NuGram IDE provides a tool to convert Nuance GSL grammars to SRGS ABNF, which can then be converted to XML form. But the tool does not convert the semantic tags. So lately we’ve started working on the conversion of GSL semantic tags to SISR, and what initially seemed like a simple project provoked a heated debate internally (well, I may be exaggerating a bit…
. I soon realized that this was because there are really two competing forces driving the design of such a tool:
- Correctness.The set of SISR tags generated automatically faithfully implement the behaviour of the corresponding Nuance GSL tags. In other words, the resulting grammar needs no manual intervention and the semantic results obtained using the generated grammar are always the same as if the original GSL grammar was used.
- Maintenance.The set of SISR tags generated automatically are easy to understand, and thus to modify. They are close to what an SISR developer would have written from the start.

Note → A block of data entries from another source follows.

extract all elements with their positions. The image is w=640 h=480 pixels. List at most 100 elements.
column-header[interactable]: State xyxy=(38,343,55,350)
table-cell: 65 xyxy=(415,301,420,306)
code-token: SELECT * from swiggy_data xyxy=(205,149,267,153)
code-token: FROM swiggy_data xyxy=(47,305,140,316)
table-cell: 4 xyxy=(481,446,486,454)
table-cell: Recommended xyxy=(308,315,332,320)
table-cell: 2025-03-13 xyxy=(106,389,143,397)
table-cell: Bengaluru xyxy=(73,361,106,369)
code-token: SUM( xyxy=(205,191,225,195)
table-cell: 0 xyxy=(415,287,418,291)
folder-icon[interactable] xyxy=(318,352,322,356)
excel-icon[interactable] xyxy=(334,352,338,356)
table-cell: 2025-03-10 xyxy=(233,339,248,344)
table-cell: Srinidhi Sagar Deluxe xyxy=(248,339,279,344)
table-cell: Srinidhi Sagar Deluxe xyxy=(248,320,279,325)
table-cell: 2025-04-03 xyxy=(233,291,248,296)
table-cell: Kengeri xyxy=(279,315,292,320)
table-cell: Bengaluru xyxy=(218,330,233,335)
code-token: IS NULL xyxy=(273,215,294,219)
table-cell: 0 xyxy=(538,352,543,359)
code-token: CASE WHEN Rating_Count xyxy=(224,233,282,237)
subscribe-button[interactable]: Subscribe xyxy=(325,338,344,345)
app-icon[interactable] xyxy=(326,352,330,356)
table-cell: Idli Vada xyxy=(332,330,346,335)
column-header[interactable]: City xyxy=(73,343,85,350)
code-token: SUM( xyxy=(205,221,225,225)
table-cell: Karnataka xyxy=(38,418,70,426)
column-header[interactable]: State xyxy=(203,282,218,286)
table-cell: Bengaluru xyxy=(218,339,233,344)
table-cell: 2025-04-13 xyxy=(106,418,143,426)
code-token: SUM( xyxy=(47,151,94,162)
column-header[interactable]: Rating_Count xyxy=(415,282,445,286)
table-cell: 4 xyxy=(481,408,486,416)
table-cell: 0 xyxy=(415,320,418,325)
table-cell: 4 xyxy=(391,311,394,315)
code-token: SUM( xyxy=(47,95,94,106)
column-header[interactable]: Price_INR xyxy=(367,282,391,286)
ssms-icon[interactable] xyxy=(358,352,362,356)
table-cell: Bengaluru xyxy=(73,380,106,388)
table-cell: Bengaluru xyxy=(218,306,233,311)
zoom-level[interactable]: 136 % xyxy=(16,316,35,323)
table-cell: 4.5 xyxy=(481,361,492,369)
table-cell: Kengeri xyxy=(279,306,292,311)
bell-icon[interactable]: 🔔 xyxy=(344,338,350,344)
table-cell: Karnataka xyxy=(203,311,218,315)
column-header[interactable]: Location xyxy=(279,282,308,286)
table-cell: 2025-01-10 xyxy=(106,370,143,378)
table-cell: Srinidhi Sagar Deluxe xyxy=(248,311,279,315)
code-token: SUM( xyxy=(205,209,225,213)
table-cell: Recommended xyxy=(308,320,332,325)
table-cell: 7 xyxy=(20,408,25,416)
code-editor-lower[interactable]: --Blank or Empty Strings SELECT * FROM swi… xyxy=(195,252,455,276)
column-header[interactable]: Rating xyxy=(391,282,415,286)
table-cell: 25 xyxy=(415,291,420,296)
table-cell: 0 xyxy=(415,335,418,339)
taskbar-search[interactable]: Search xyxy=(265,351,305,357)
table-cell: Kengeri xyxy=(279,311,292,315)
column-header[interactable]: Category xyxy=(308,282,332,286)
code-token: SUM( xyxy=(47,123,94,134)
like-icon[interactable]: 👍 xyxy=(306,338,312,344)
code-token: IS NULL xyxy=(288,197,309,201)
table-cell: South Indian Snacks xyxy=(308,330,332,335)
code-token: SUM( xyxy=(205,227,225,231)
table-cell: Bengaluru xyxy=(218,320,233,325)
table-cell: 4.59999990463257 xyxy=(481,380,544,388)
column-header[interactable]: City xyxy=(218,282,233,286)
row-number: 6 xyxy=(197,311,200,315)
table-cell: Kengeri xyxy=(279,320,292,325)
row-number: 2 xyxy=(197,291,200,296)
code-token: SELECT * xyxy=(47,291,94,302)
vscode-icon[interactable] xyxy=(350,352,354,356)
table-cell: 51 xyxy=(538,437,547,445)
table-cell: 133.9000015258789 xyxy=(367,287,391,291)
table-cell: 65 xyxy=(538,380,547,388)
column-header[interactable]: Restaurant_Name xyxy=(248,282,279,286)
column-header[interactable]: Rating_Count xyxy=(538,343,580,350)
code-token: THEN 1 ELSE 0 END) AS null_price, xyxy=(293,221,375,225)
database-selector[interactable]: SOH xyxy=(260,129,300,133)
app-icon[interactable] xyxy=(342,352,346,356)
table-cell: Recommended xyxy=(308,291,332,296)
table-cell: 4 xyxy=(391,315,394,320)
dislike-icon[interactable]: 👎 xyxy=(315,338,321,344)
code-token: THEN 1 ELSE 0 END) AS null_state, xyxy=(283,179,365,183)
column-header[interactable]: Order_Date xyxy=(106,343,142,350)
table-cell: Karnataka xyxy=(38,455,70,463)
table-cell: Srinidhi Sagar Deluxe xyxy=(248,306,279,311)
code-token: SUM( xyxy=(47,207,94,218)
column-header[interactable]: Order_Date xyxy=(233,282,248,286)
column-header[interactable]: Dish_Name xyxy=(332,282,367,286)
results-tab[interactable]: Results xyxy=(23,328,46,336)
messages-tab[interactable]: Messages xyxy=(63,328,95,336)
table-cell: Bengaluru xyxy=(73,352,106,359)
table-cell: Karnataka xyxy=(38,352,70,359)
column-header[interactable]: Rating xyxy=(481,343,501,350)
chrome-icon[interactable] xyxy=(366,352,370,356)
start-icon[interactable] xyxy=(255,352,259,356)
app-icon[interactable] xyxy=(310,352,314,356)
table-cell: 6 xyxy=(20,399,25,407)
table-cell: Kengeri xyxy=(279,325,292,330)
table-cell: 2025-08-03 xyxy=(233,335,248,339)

To see why these two goals conflict, simply consider how calls to predefined GSL functions can be translated. The GSL tags language provides predefined functions for things as simple as arithmetic operations: $add, $sub, etc. Converting a GSL tag of the form:
{return (add($n $m))}
could generate a SISR tag like
{out = $add(n,m);}
if we want to preserve correctness. Here $add would be a function defined in a generated grammar header tag that implements an ECMAScript equivalent of the GSL add function, with proper handling of undefined values:
{!{
function $add(x, y) {
if (x == undefined || typeof x != "number") x = 0;
if (y == undefined || typeof y != "number") y = 0;
return x + y;
}
}!};
But if the converter inlines the call and adds some code to check for undefined values, it could produce something like:
{out = ((n == undefined || typeof n != "number") ? 0 : n)
+ ((m == undefined || typeof m != "number") ? 0 : m);}
when one would have simply written:
{out = n + m;}
Unfortunately, this last version may produce unexpected results at runtime. If n is undefined and m is 3, the sum will be NaN (not a number) instead of 3 as would have produced the original GSL tag. In that case, it is essential to complement the tool with a rigorous testing process, one that can ideally ensure that each and every semantic tag in the grammar will be executed at least once.
So which one is better?
The answer is: that depends. In some cases correctness is preferable, especially if the grammar requires little to no maintenance at all. That may be true of simple grammars. But most of the time, grammars change over time. New sentence patterns are added, rules are extracted, etc. So maybe it’s best to leave the choice to the developer by offering a flexible tool.
And you, what would you prefer: a conversion tool that ensures full correctness at all costs, or a tool that sometimes produces grammars that are potentially not equivalent to the original one but are more maintainable?